Historicamente, além das bandeiras, a tarifa de energia também passa por reajustes anuais definidos pela ANEEL, que costumam superar a inflação em diversos períodos. Quem depende cem por cento da rede elétrica sente esse reajuste sem nenhuma forma de reduzir o impacto, é conta que só tende a subir, sem controle do consumidor sobre o valor cobrado por kWh.
Vale separar dois fenômenos que costumam ser confundidos: a bandeira tarifária é uma cobrança variável, que muda mês a mês conforme a condição de geração do país, enquanto o reajuste tarifário anual muda o valor base da tarifa em si, de forma permanente, até o próximo reajuste. Os dois efeitos se somam, e é essa soma que faz a percepção de “conta cada vez mais alta” ser real, não só impressão.

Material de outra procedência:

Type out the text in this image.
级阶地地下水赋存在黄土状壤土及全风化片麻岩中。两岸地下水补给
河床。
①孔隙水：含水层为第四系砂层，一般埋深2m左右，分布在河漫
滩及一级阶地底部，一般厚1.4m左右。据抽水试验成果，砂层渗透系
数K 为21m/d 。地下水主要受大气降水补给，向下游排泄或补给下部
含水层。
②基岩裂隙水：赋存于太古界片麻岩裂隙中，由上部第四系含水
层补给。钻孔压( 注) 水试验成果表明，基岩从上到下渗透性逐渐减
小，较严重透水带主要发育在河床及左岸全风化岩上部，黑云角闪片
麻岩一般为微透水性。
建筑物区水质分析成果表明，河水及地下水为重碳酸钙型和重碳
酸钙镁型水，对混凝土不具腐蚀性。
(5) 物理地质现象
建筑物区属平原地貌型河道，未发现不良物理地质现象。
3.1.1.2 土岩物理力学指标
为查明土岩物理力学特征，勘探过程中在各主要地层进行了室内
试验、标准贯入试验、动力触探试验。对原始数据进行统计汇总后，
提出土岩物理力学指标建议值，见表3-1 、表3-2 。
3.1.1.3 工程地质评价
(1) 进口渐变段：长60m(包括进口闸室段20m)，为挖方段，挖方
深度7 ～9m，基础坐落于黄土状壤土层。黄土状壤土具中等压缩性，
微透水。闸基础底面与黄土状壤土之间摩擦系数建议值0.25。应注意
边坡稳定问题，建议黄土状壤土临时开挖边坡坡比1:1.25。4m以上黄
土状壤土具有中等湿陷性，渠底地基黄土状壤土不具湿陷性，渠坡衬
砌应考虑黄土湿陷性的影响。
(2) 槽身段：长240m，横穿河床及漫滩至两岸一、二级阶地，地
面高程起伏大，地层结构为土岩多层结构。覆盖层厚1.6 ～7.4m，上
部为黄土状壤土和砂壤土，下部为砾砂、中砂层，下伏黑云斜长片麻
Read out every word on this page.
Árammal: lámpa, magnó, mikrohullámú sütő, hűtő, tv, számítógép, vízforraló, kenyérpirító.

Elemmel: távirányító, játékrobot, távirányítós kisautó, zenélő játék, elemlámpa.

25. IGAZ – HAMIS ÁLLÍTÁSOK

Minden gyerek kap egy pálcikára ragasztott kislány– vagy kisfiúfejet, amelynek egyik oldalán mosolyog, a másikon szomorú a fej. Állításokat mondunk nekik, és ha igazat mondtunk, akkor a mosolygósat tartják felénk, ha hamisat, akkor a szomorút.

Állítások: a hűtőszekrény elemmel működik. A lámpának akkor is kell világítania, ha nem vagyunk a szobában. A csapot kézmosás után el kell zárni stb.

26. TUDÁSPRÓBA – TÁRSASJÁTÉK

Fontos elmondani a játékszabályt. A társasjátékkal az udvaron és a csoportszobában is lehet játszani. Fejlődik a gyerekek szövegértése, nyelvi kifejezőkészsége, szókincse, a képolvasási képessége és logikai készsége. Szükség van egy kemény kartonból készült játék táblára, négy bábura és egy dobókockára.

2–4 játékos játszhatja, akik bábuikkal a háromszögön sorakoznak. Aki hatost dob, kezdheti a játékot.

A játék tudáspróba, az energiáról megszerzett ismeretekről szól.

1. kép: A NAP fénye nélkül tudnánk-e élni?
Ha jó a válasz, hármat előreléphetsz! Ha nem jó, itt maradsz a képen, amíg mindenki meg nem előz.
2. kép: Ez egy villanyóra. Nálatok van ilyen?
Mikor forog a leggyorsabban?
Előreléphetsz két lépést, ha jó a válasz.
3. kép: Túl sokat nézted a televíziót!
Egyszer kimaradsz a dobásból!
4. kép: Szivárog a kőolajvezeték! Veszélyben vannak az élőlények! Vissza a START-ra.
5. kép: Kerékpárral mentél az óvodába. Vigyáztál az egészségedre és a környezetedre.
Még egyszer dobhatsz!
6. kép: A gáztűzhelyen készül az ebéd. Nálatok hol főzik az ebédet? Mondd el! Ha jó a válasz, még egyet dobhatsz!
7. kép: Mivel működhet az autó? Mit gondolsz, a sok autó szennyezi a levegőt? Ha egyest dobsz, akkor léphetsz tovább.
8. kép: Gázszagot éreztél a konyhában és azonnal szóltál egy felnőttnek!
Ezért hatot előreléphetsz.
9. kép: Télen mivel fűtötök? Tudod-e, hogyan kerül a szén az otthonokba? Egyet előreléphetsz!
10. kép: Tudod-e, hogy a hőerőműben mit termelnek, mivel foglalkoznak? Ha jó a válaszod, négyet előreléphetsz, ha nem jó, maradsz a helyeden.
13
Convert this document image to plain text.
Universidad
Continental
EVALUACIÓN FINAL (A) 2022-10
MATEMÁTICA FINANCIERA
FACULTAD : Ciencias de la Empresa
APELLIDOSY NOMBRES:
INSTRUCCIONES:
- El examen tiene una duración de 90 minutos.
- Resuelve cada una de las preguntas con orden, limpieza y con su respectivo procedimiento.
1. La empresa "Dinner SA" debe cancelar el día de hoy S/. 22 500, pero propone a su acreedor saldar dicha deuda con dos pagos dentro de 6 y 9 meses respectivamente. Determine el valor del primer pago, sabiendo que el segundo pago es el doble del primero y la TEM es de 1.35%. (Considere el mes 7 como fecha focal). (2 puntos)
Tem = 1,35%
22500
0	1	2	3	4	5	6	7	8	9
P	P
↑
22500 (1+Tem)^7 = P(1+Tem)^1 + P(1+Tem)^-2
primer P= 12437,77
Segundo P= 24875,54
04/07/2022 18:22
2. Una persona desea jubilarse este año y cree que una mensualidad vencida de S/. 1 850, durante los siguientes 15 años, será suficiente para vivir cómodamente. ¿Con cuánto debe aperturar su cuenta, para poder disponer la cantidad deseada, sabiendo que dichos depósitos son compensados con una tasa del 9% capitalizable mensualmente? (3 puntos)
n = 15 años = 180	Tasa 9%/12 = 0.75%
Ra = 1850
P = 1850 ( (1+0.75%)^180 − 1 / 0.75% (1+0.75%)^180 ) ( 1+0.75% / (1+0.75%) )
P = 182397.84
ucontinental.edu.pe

Como a energia solar reduz esse impacto
Gerar parte da própria energia muda essa equação de um jeito específico: reduz o volume de kWh efetivamente comprado da concessionária, que é justamente a parcela que sofre reajuste tarifário e cobrança de bandeira. A taxa mínima de disponibilidade da rede continua existindo, isso não muda, mas a parcela de consumo, que é a que mais cresce com reajuste e bandeira, fica protegida.
Esse é um uso responsável da energia gerada: não é sobre eliminar a conta por completo, é sobre reduzir a exposição a um custo que o consumidor não controla, especialmente relevante numa região onde o padrão de consumo já é naturalmente mais instável por causa do turismo. Veja como funciona um sistema fotovoltaico na prática.
Na prática, quem instala energia solar na Região dos Lagos reduz de forma expressiva a parcela de consumo que sofre reajuste e bandeira, ano após ano, enquanto quem depende cem por cento da rede segue exposto integralmente a cada novo aumento. Com o tempo, essa diferença tende a crescer, não a se manter estável, já que o reajuste tarifário é histórico, não pontual, e a tendência é continuar acontecendo nos próximos anos.
Bandeira tarifária nacional e sazonalidade turística regional são os dois fatores que, juntos, explicam por que a conta de luz pesa mais na Região dos Lagos. Gerar a própria energia é o que devolve parte do controle sobre esse custo, sem eliminar a taxa mínima, mas protegendo a parcela que mais sobe.